Se pasaba las horas sentada en el sofá mirando al infinito con la mirada perdida. Costaba imaginar en qué narices pensaba. Se perdía en sus recuerdos, dolorosos y agridulces , y era difícil hacerla volver al presente. Cuando lo hacía casi era peor. Su vacua mirada se llenaba de realidad en un instante . Y destrozaba con sus palabras toda la ternura que su imagen inspiraba. Podía ser tan terriblemente cruel que nadie quería estar cerca cuando ocurría. El pasado era el mejor de sus refugios. Y al final en él se perdió un día.

Me he acostumbrado a mentir como él lo hacía. No me interesa en absoluto si es el código genético quién me lo manda o es una cuestión de hábitos adquiridos. Lo hago. Es su, cómo lo llaman ahora, legado.

Nunca entendí los ruidos de la casa. Jamás fui capaz de comprender las llamadas a altas horas de madrugada , ni los gritos a media voz. Lo llamaba «papá » delante mio, y así aprendí a llamarlo yo. Aunque no lo sentía cómo tal. Uno tarda en darse cuenta de lo que los adultos callan cuando vive en una casa donde el silencio lo inunda todo .

El día que en el supermercado giramos una esquina y apareció él con «ellos» yo era demasiado pequeña para comprender qué las «otras» eramos nosotras, mi madre y yo. Así que acepté el juego de ser invisibles y no saludarle. Y verle pasar junto a esa gente, esa otra mujer y esos niños . Y no llamarlo papá, que era una palabra que para aquél entonces ya no tenía demasiado sentido para mi. Parecía feliz, un señor honrado, respetable y – sí Señor – comprometido padre de familia.

Es jodido ver con distancia las imágenes que el pasado te devuelve ,y rehacer tu vida como un puzzle, y entender. Es lo más jodido, entender. Qué todo era una gran mentira que esa mujer, ahora ajena a todo , compuso y construyó para ayudarte a llevar mejor la infancia. El concepto de familia es una foto. Nada más que eso. Un álbum que según el caso está completo o vacío.

Y resulta que aquéllo que más he repudiado es lo que yo ahora hago en mi vida cotidiana: mentir y ocultar, engañar y fingir. Vaya jugosa víctima de un manual de Freud en que me he convertido.

En mis fotos infantiles sólo salimos ella y yo.
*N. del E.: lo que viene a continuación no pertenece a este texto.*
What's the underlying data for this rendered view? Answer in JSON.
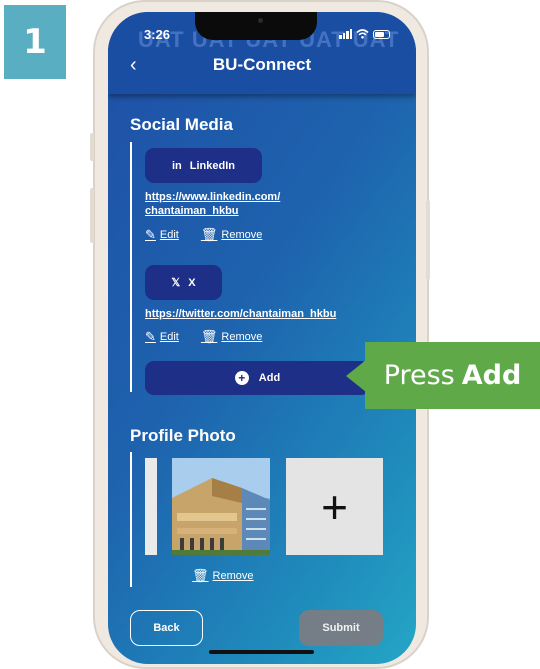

Ella y yo , que somos las que hemos existido siempre, las únicas. Para mi nunca hemos sido las otras, sino las primeras. Pero en un universo paralelo, en otra casa, eramos las ajenas, las que estaban desmoronándolo todo. Ella y yo.

La curiosidad mató al gato. Y lo dejó cojo, ciego y mudo. Cuando encontré las cartas y las fotos seguía siendo demasiado inmadura para encajar las piezas del rompecabezas. Un bebé, una suplica, un engaño. Dejó de tener sentido el día que él desapareció para siempre entre las brumas de su otra vida. Esa a la que nunca tuve acceso. Pero que imagino muchas veces. En esa vida hay sofás compartidos y mesas preparadas con mimo donde unos niños sin rostro se sientan y cuentan qué tal les fue el día. En mi universo, al otro lado de la pared que separaba ambas realidades, hubo siempre platos solitarios y una tele cuyo murmullo se encargó de llenar los huecos de tantas conversaciones sin mantener.
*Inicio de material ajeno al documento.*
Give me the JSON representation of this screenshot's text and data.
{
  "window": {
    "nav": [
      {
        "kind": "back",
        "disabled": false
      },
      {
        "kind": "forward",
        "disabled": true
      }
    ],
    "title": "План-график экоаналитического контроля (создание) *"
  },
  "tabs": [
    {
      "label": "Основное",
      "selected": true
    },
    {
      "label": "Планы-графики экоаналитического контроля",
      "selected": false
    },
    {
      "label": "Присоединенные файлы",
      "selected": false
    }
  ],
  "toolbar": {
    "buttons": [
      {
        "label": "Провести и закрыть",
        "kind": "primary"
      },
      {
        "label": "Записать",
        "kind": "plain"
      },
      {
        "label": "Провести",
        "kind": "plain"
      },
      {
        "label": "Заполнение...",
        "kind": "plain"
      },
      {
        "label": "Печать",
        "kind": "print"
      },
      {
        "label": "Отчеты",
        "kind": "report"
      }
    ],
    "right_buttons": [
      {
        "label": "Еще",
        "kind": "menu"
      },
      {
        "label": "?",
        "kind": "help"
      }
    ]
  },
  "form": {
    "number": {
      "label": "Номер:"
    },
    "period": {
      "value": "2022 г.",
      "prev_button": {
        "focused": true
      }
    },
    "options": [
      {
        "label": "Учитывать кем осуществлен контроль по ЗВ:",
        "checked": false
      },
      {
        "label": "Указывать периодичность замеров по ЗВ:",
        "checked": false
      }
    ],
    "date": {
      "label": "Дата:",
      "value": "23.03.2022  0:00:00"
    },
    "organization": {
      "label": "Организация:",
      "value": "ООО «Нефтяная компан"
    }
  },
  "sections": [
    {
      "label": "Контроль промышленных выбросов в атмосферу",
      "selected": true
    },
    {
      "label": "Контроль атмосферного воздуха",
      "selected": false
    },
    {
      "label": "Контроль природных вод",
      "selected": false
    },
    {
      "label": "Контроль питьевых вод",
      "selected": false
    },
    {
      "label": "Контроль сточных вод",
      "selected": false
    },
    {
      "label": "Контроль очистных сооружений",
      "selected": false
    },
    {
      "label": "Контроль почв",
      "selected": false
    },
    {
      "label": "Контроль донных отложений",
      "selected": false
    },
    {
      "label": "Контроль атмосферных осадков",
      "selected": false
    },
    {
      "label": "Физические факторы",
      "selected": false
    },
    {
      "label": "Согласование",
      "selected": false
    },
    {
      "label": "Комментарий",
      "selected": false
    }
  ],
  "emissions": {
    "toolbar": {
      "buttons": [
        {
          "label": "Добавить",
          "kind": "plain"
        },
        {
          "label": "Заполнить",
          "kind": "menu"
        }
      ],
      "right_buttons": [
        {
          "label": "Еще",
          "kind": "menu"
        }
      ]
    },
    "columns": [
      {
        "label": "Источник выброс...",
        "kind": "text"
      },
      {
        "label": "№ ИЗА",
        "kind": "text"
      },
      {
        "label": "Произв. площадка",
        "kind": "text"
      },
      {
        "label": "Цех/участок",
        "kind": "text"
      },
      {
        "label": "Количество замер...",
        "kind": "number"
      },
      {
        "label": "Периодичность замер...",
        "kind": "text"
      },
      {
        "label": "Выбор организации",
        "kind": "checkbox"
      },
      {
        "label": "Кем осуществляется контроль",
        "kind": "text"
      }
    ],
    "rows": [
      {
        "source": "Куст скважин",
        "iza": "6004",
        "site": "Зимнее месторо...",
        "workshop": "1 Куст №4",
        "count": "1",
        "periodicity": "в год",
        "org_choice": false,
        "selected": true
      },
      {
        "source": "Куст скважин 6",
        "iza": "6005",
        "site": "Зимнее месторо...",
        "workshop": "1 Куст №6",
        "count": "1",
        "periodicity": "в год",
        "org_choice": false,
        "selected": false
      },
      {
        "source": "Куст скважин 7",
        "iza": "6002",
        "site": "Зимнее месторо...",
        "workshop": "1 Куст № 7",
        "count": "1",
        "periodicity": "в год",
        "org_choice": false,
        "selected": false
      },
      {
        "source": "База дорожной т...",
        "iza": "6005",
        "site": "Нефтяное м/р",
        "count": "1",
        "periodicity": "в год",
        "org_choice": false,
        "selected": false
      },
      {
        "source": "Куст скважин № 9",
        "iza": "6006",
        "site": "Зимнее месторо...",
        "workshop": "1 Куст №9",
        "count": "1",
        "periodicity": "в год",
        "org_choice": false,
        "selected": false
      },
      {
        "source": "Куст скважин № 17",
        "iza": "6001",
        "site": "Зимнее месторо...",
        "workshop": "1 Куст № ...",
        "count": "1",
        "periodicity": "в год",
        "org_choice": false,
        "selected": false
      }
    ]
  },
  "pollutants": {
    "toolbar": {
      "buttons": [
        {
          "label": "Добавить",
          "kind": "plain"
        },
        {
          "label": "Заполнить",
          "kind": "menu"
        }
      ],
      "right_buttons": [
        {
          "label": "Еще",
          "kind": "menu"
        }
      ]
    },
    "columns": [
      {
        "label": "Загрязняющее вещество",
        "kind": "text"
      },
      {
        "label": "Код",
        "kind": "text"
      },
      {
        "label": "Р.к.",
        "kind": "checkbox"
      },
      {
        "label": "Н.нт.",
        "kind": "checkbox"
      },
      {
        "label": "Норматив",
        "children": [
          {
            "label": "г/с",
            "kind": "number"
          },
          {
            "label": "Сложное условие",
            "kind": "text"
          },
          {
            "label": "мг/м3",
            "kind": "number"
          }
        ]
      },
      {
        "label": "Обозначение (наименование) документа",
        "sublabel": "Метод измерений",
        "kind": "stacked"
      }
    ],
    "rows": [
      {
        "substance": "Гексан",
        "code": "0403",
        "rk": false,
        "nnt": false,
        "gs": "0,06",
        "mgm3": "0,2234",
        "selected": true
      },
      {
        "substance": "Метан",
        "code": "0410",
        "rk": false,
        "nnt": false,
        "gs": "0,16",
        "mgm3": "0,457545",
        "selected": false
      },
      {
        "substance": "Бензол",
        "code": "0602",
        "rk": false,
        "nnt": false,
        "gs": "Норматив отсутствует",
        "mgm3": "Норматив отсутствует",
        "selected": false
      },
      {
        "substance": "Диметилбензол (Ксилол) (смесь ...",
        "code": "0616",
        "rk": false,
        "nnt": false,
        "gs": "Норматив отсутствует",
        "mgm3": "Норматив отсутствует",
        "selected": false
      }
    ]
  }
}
La lavo, la visto, y la saco a pasear. Y la envidio. Siempre la odié y la amé a partes iguales. Siempre supe que ella escaparía de alguna forma, que encontraría un recoveco por el que evadirse y desaparecer . Y así fue , el día que dejó de hablar de manera coherente. Me otorgó el dudoso privilegio de llevar el peso de pasado a mi sola. La odie infinitamente. Pensé :»Lo sabía, sabía que me ibas a acabar dejando sola en esto» . Maldita sea. Seguro que un terapeuta sacaba mucho jugo de todos estos sentimientos y frustraciones. Pero no quiero que otro me cuente como fue. Fue como yo lo viví y como a día de hoy lo siento. Prefiero beber un gin tonic cuando el cerebro se me embota de tanto pensar.

Y la miro ensimismada sabiendo que en su mente hizo las cosas mejor, que consiguió que él la eligiese a ella. Qué traspasó la pared y se coló en su universo perfecto y me dio la vida que nunca voy a tener.

Maldita sea. Si me oyes desde donde estás ahora … no te perdonaré nunca.